Mesmo depois da seca, da queimada e da dor, da sede do desamparo da falta de cuidado,
Depois do crescimento descontrolado, das vinhas secas, dos brotos que não vingaram,
Do medo, do enclausuro, da raiva e do ódio que nos fazem crescer espinhos,
Aos olhos menos preparados, somos o perigo, somos evitadas, somos deixadas de lado e abandonadas.
E mesmo após todo esse tempo, a primeira gota da chuva ou da lágrima, nos faz crescer novamente,
Fortes, belas, ferozes em direção às alturas!
Ainda sim com vinhas e espinhos,
Mas aos olhos bem preparados, é possivel ver o primeiro sinal da verdadeira beleza.
Do lento e gentil desabrochar.
O tímido botão se mostra pequeno e negro, saindo do meio das vinhas secas em direção ao sol.

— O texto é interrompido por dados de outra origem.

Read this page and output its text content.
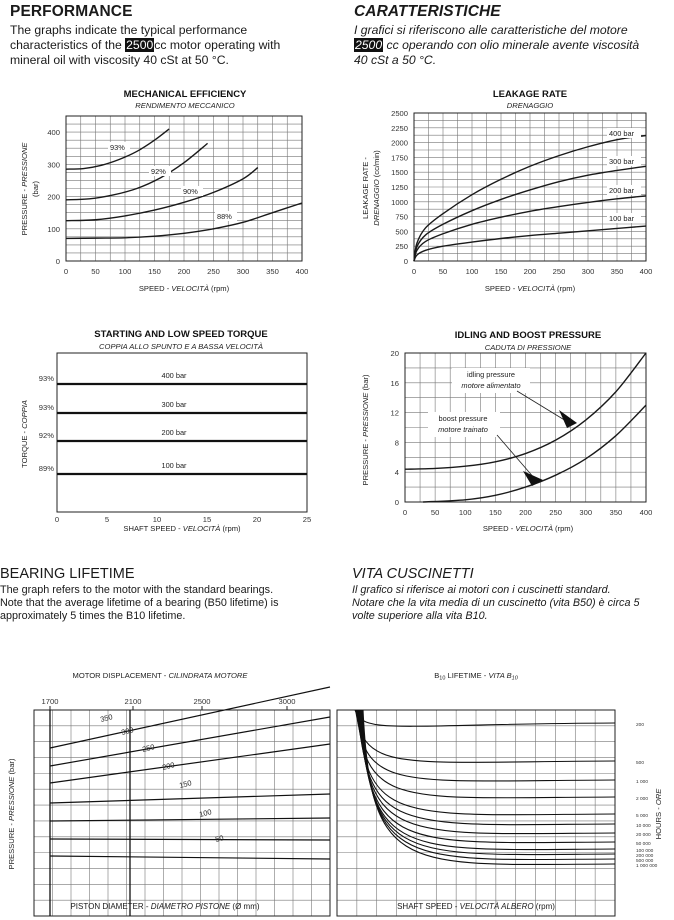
PERFORMANCE
The graphs indicate the typical performance
characteristics of the 2500cc motor operating with
mineral oil with viscosity 40 cSt at 50 °C.
CARATTERISTICHE
I grafici si riferiscono alle caratteristiche del motore
2500 cc operando con olio minerale avente viscosità
40 cSt a 50 °C.
BEARING LIFETIME
The graph refers to the motor with the standard bearings.
Note that the average lifetime of a bearing (B50 lifetime) is
approximately 5 times the B10 lifetime.
VITA CUSCINETTI
Il grafico si riferisce ai motori con i cuscinetti standard.
Notare che la vita media di un cuscinetto (vita B50) è circa 5
volte superiore alla vita B10.
MECHANICAL EFFICIENCY
RENDIMENTO MECCANICO
93%
92%
90%
88%
0	50 100 150 200 250 300 350 400
0
100
200
300
400
SPEED - VELOCITÀ (rpm)
PRESSURE - PRESSIONE
(bar)
LEAKAGE RATE
DRENAGGIO
400 bar
300 bar
200 bar
100 bar
0	50 100 150 200 250 300 350 400
0
250
500
750
1000
1250
1500
1750
2000
2250
2500
SPEED - VELOCITÀ (rpm)
LEAKAGE RATE - DRENAGGIO (cc/min)
STARTING AND LOW SPEED TORQUE
COPPIA ALLO SPUNTO E A BASSA VELOCITÀ
400 bar
300 bar
200 bar
100 bar
0	5	10	15	20	25
93%
93%
92%
89%
SHAFT SPEED - VELOCITÀ (rpm)
TORQUE - COPPIA
IDLING AND BOOST PRESSURE
CADUTA DI PRESSIONE
idling pressure
motore alimentato
boost pressure
motore trainato
0	50	100 150 200 250 300 350 400
0
4
8
12
16
20
SPEED - VELOCITÀ (rpm)
PRESSURE - PRESSIONE (bar)
MOTOR DISPLACEMENT - CILINDRATA MOTORE	B10 LIFETIME - VITA B10
1700	2100	2500	3000
350
300
250
200
150
100
50
200
500
1 000
2 000
5 000
10 000
20 000
50 000
100 000
200 000
500 000
1 000 000
PRESSURE - PRESSIONE (bar)
HOURS - ORE
PISTON DIAMETER - DIAMETRO PISTONE (Ø mm)	SHAFT SPEED - VELOCITÀ ALBERO (rpm)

E para aqueles que tem paciência a recompensa é grande, as vezes é necessário um pouco de ajuda: retirar os galhos secos e as folhas mortas para que se possa ver com mais clareza o que o mundo espera.
O botão floresce, o que era negro agora é carmim como o sangue, intenso e inebriante.
Ainda há aqueles que têm medo,
Ainda existem aqueles que preferem a segurança das mãos intáctas e inertes.
Porém, para os destemidos, é preferível arranhar-se e levar uma ou duas cicatrizes do que perder o suave toque da rosa.
Para que possamos sentir alguns prazeres é necessário machucar-se primeiro, perder o medo e a apatia.
Só não sabe o que é dor quem nunca se aventurou.
Mas quem nunca se aventurou, nunca viveu.